The link to my map is here.
Creating this project definitely showed me how cool these kinds of projects are. Seeing completed projects is already interesting, but being able to interactively create one myself made it that much more exciting. I can see this tool being used to verify and observe the accuracy of historical maps in many fields. In particular, I believe this tool could be used in sociology or history. There are many analyses one could conduct: how accurate were maps from [X] era? If a certain map was off, was this done intentionally or accidentally by the creators? If intentional, what bias does this introduce and why?
The main problem I see with using georeferencing is simply finding maps that are suitable for use. From my limited experience, it seems that maps must be of pretty high quality and depict the landscape from a certain perspective to be used.
One can access this map via software such as ArcGIS or QGIS. The map is also provided in the following formats: WMTS, TileJSON and XYZ. Finally, one can also export it in the form of a GeoTiff file.

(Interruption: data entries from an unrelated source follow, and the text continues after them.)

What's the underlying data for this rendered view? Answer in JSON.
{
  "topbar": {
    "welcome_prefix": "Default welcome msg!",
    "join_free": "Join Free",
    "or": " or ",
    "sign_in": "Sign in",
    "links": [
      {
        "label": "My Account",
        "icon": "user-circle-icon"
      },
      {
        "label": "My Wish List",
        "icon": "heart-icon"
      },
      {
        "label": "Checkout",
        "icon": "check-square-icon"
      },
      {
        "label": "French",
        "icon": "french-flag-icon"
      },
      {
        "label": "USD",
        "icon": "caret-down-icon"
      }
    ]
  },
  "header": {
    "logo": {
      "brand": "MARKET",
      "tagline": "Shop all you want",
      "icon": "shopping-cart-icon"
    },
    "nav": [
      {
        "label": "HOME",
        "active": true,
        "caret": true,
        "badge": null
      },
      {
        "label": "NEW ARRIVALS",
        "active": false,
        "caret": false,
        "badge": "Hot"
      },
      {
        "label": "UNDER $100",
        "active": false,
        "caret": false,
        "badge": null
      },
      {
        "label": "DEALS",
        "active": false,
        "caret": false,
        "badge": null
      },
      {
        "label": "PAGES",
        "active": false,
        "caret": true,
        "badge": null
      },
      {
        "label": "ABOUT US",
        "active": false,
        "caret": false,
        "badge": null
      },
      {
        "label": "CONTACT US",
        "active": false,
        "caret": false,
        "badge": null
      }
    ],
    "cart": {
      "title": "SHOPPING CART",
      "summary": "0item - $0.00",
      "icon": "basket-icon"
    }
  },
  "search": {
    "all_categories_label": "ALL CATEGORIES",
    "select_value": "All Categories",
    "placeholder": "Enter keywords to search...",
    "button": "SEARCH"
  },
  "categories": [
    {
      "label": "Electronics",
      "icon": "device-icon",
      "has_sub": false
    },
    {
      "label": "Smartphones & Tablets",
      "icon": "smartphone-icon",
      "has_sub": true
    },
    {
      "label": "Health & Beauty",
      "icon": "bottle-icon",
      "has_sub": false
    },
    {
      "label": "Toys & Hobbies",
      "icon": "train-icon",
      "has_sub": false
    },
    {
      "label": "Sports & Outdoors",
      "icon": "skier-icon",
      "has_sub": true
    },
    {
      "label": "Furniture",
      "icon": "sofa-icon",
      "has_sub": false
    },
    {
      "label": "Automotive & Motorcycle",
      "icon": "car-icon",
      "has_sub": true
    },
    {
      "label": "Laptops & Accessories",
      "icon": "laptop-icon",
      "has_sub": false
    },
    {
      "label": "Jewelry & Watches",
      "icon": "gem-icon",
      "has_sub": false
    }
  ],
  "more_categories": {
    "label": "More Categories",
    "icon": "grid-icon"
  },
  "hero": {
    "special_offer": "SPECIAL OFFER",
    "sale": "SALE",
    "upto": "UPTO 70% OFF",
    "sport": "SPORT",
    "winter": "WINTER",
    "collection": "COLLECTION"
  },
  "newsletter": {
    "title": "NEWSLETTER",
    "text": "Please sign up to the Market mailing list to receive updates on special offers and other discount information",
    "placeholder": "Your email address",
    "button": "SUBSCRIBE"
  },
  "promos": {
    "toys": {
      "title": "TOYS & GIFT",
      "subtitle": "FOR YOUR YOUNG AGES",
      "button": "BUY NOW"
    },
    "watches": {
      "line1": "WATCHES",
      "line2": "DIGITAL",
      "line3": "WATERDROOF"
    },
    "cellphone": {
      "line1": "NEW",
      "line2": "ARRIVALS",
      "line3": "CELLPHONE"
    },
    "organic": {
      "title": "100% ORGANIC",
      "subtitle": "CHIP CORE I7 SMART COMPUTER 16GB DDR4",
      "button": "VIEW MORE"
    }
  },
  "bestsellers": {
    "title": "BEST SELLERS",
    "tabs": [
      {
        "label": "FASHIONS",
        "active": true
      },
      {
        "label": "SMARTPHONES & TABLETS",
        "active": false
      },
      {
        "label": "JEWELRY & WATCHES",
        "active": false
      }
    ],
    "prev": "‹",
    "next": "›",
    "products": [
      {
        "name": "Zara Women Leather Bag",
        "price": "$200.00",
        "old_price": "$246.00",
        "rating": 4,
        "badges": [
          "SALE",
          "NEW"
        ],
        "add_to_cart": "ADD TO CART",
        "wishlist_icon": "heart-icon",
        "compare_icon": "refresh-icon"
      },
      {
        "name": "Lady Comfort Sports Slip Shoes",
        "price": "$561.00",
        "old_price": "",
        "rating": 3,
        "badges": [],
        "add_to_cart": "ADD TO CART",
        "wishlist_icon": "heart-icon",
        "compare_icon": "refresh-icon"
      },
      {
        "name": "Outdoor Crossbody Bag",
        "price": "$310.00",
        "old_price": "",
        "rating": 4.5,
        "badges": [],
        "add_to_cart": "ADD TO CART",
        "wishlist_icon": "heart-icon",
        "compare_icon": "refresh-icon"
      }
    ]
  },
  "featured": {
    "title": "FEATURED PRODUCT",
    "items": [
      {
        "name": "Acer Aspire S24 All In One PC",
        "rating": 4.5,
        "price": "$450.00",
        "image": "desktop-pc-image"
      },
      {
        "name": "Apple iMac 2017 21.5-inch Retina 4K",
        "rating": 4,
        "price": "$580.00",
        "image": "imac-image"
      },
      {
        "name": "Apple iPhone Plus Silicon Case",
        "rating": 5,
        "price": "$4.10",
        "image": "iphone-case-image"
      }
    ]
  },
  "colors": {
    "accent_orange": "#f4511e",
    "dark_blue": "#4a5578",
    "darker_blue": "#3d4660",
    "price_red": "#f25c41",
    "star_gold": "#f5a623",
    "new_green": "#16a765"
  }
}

I think you bring up an interesting point about bias with the creation of maps. I think to examine this point we have to look at who and under what circumstances the maps were being created. The maps in the site that we used are in many different languages and show several different regions, so there will also be a variety of purposes.
I also ran into the issue of finding suitable maps to use. There were a lot of maps that were not applicable for georeferencing. I wonder if those other maps can be used in another way.